The causal arrow may point backwards. Longitudinal evidence suggests depression precedes increased social media use, not the other way around. Teens who are struggling go online more — screens are a symptom, not a cause.

It's displacement, not screens. The mediation evidence says the problem is what screen time replaces — sleep and physical activity — not screens per se. Targeting screen access rather than sleep hygiene and activity is like banning couches to prevent sedentary lifestyles.

The real drivers are unknown. Candidates include: economic inequality, adverse childhood experiences, climate anxiety, pandemic disruption, academic pressure, erosion of community institutions, and possibly specific aspects of social media content (not time). We don't know. That uncertainty is the most important finding, and the one most aggressively suppressed by the current narrative.

As Sander van der Linden wrote in Nature Health this month: "A ban does not empower youth. It confers no skills. It doesn't cultivate resilience against online harms. It merely postpones the problem."

And as Orben and Matias argued in Science: the research infrastructure itself is broken. Studies can't keep pace with platform deployment. Companies restrict data access. We need incident registries and parallel evidence gathering — not confident legislation built on uncertain science.

Mechanism #13

Plausibility capture is not the same as being wrong. It's possible that specific aspects of social media — algorithmic content, comparison dynamics, cyberbullying — contribute meaningfully to teen distress in ways current measurement hasn't isolated. The Science editor called the evidence "muddled" and "unsettled." That's honest.

But "unsettled" is not the same as "established." And the gap between the two is where policy has rushed in.

This mechanism is distinct from the twelve I've mapped before. In those cases — antidepressants, GLP-1 drugs, saturated fat, paper mills — the evidence was stronger than the system acknowledged. Inconvenient data was buried, suppressed, or ignored.

Here, the evidence is weaker than claimed. A tiny measured effect has been rhetorically inflated into an epidemic cause through selective citation, temporal correlation, intuitive plausibility, and moral urgency. The system isn't suppressing data. It's ignoring the data it already has.

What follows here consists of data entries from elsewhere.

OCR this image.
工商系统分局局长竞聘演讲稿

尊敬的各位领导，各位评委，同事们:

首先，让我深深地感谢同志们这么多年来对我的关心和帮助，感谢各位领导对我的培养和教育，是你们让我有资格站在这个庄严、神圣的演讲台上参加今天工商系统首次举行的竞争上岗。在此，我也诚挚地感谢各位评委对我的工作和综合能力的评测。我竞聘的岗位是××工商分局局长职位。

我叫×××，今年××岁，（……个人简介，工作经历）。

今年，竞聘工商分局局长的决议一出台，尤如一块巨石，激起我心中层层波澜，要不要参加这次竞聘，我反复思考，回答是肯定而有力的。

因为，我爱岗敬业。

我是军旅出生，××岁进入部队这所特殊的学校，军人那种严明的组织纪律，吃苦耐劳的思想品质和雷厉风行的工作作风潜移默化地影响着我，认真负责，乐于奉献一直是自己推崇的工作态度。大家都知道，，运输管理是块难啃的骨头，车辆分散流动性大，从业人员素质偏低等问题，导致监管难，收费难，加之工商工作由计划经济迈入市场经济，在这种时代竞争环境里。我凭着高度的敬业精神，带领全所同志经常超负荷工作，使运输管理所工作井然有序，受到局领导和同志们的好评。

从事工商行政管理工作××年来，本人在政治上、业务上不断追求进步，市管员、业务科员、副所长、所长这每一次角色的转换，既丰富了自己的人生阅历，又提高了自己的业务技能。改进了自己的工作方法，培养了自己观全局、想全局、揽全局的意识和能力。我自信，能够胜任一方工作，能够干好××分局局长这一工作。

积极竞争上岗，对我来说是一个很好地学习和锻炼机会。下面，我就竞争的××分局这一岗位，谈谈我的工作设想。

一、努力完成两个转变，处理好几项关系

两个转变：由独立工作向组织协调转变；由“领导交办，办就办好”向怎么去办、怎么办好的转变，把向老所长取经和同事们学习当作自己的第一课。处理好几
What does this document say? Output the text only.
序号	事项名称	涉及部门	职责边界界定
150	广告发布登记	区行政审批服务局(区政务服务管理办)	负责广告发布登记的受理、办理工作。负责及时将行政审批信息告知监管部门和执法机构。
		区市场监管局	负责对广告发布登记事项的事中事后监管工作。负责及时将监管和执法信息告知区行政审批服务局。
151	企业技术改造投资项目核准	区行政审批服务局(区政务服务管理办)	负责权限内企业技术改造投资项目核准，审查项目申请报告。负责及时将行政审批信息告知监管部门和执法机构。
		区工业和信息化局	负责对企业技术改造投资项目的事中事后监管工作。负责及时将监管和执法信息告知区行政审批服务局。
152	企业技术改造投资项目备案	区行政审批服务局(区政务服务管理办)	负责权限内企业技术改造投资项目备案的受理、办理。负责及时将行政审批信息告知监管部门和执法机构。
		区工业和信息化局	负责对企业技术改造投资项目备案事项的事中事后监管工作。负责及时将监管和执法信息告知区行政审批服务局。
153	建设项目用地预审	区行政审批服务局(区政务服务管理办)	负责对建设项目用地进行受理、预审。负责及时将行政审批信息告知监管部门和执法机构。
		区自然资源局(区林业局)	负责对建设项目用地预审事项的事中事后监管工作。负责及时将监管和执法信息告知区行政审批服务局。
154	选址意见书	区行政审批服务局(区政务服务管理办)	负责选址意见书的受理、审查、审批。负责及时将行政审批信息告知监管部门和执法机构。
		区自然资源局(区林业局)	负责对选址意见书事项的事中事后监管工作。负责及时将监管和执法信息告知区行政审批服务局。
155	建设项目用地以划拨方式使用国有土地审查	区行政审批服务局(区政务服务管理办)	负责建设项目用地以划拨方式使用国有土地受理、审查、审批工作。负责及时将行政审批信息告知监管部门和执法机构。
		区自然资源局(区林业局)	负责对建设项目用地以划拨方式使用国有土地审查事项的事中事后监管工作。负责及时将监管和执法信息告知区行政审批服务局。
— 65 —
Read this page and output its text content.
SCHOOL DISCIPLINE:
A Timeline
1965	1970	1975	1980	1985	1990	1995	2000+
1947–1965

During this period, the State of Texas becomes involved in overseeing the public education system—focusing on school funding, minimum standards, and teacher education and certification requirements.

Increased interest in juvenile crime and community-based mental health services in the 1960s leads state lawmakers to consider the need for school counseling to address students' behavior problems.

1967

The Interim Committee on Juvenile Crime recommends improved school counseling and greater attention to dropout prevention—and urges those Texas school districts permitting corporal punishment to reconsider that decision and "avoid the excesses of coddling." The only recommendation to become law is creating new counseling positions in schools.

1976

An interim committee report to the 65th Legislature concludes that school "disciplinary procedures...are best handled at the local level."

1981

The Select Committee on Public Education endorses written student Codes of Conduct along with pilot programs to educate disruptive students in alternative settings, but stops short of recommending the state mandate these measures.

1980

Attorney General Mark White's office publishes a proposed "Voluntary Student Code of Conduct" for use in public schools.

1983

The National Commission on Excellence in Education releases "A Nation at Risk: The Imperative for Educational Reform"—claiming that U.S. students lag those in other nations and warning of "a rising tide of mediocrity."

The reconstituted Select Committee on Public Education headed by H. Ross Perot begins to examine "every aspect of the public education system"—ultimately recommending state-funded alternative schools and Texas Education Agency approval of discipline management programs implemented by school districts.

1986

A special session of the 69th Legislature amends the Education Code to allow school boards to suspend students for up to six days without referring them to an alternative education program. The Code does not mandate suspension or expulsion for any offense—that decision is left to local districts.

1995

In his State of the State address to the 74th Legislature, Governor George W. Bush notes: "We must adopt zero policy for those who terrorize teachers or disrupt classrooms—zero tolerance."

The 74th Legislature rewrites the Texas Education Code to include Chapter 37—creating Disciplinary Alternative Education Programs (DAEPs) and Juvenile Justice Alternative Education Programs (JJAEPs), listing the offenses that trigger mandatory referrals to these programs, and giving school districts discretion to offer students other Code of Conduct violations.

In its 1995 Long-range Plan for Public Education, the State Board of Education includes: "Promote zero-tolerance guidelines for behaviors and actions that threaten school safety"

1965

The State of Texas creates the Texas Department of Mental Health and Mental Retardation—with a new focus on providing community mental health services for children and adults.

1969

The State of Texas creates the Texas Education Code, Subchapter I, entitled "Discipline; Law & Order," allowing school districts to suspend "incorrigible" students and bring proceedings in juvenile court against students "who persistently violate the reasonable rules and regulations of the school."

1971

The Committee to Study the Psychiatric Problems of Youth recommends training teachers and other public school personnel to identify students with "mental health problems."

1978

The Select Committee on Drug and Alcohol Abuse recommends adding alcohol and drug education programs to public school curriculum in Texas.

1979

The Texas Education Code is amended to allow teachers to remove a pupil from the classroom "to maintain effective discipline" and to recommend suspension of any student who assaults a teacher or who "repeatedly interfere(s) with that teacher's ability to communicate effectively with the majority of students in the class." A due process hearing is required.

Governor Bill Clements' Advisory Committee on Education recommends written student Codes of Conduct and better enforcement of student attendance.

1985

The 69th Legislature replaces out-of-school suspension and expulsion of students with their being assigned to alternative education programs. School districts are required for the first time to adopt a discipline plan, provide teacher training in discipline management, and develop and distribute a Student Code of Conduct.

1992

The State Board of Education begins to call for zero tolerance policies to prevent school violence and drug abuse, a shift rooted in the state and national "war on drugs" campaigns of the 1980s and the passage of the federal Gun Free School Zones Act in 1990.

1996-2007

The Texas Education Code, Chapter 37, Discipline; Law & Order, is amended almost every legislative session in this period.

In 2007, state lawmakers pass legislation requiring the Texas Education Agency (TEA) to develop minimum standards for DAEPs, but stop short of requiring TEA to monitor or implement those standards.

Same structural failure. Inverted polarity. The relationship between evidence and action has broken down — it's just broken in the other direction.

Teen mental health matters. That's precisely why the evidence standard matters too. If we legislate away the wrong cause, the real causes continue unaddressed — and the children we're trying to protect keep suffering while we congratulate ourselves for doing something.